The Effect of Cannabis Plant Extracts on Head and Neck Squamous Cell Carcinoma and the Quest for Cannabis-Based Personalized Therapy


“Cannabis sativa plants have a wide diversity in their metabolite composition among their different chemovars, facilitating diverse anti-tumoral effects on cancer cells. This research examined the anti-tumoral effects of 24 cannabis extracts representative of three primary types of chemovars on head and neck squamous cell carcinoma (HNSCC). The chemical composition of the extracts was determined using High-Performance Liquid Chromatography (HPLC) and Mass Spectrometry (MS). The most potent anti-tumoral extracts were type III decarboxylated extracts, with high levels of Cannabidiol (CBD). We identified extract 296 (CAN296) as the most potent in inducing HNSCC cell death via proapoptotic and anti-proliferative effects. Using chemical fractionation of CAN296, we identified the CBD fraction as the primary inducer of the anti-tumoral activity. We succeeded in defining the combination of CBD with cannabichromene (CBC) or tetrahydrocannabinol (THC) present in minute concentrations in the extract, yielding a synergic impact that mimics the extract’s full effect. The cytotoxic effect could be maximized by combining CBD with either CBC or THC in a ratio of 2:1. This research suggests using decarboxylated CBD-type extracts enriched with CBC for future preclinical trials aimed at HNSCC treatment.”

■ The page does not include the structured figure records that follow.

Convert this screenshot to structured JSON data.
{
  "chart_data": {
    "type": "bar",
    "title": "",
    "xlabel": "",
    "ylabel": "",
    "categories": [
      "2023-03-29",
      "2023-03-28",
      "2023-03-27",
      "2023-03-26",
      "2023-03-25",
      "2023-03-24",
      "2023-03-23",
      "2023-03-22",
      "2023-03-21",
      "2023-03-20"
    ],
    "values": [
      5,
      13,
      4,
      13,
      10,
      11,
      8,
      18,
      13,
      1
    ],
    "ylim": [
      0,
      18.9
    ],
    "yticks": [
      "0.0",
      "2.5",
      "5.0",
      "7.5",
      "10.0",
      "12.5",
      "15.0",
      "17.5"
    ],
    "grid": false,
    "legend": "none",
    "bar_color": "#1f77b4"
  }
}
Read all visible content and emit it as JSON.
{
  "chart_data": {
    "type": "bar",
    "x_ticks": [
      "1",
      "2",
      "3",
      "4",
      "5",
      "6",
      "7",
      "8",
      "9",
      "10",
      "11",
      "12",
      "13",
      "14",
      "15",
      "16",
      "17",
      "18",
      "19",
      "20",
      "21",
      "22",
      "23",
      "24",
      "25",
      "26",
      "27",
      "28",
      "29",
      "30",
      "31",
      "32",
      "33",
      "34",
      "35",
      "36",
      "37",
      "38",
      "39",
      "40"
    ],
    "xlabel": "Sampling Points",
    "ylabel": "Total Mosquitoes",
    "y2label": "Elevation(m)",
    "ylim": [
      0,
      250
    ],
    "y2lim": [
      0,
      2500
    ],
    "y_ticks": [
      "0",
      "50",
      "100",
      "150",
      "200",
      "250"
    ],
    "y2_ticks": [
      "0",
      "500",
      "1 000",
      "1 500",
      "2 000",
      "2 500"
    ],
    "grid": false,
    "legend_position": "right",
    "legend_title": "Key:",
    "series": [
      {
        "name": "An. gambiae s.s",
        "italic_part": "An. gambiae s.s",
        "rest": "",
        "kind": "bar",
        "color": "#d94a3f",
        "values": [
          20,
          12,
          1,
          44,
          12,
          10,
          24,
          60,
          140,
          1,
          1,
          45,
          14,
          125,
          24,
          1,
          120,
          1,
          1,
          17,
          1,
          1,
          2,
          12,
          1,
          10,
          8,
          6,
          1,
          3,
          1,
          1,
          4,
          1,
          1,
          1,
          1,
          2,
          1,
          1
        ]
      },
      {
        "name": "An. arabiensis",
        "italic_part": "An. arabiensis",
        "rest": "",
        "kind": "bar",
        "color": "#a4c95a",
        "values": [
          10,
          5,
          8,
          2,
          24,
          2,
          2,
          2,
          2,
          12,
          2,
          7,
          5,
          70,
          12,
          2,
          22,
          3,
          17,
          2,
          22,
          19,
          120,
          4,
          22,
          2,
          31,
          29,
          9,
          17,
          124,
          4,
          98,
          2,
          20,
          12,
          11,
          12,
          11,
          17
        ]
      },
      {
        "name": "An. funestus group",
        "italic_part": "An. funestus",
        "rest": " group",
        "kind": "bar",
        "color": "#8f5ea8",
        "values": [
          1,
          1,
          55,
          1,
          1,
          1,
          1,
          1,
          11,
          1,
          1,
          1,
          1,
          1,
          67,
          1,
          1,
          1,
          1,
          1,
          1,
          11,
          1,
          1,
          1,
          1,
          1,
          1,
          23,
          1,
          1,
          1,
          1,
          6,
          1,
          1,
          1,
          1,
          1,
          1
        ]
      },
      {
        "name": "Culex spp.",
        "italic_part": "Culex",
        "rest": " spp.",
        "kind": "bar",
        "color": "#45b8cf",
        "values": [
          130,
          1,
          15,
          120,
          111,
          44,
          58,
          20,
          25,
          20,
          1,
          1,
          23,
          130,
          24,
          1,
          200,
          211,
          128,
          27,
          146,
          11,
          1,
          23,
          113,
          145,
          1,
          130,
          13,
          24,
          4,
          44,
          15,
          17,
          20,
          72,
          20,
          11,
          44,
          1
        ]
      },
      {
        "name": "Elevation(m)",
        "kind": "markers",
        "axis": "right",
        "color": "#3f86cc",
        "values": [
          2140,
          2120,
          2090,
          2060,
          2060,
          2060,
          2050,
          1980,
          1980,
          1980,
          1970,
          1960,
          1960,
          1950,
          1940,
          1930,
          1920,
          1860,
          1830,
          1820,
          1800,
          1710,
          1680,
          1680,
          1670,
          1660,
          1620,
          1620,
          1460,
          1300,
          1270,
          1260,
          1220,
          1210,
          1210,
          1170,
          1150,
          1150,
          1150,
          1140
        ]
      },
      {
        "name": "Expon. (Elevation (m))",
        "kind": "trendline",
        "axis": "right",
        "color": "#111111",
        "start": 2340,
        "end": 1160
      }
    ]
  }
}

“The survival rate of head and neck cancer has only improved slightly over the last quarter century, raising the need for novel therapies to better treat this disease. This research examined the anti-tumor effects of 24 different types of cannabis extracts on head and neck cancer cells. Type III decarboxylated extracts with high levels of Cannabidiol (CBD) were the most effective in killing cancer cells. From these extracts, the specific active molecules were recognized. Combining CBD with Cannabichromene (CBC) in a 2:1 ratio made the effect even stronger. These findings can help doctors match cannabis extracts to treat head and neck cancer. CBD extracts enriched with the non-psychoactive CBC can offer patients more effective treatment. Further research is needed to develop new topical treatments from such extracts.”

“This research suggests using whole cannabis extracts, which are decarboxylated CBD-rich, to induce cancer cell death. In recent years many cancer patients have been treated with cannabis extracts as a palliative treatment. Based on this research, these chemovars can provide additional anti-cancer properties in addition to the palliative effects that cancer patients can benefit from.”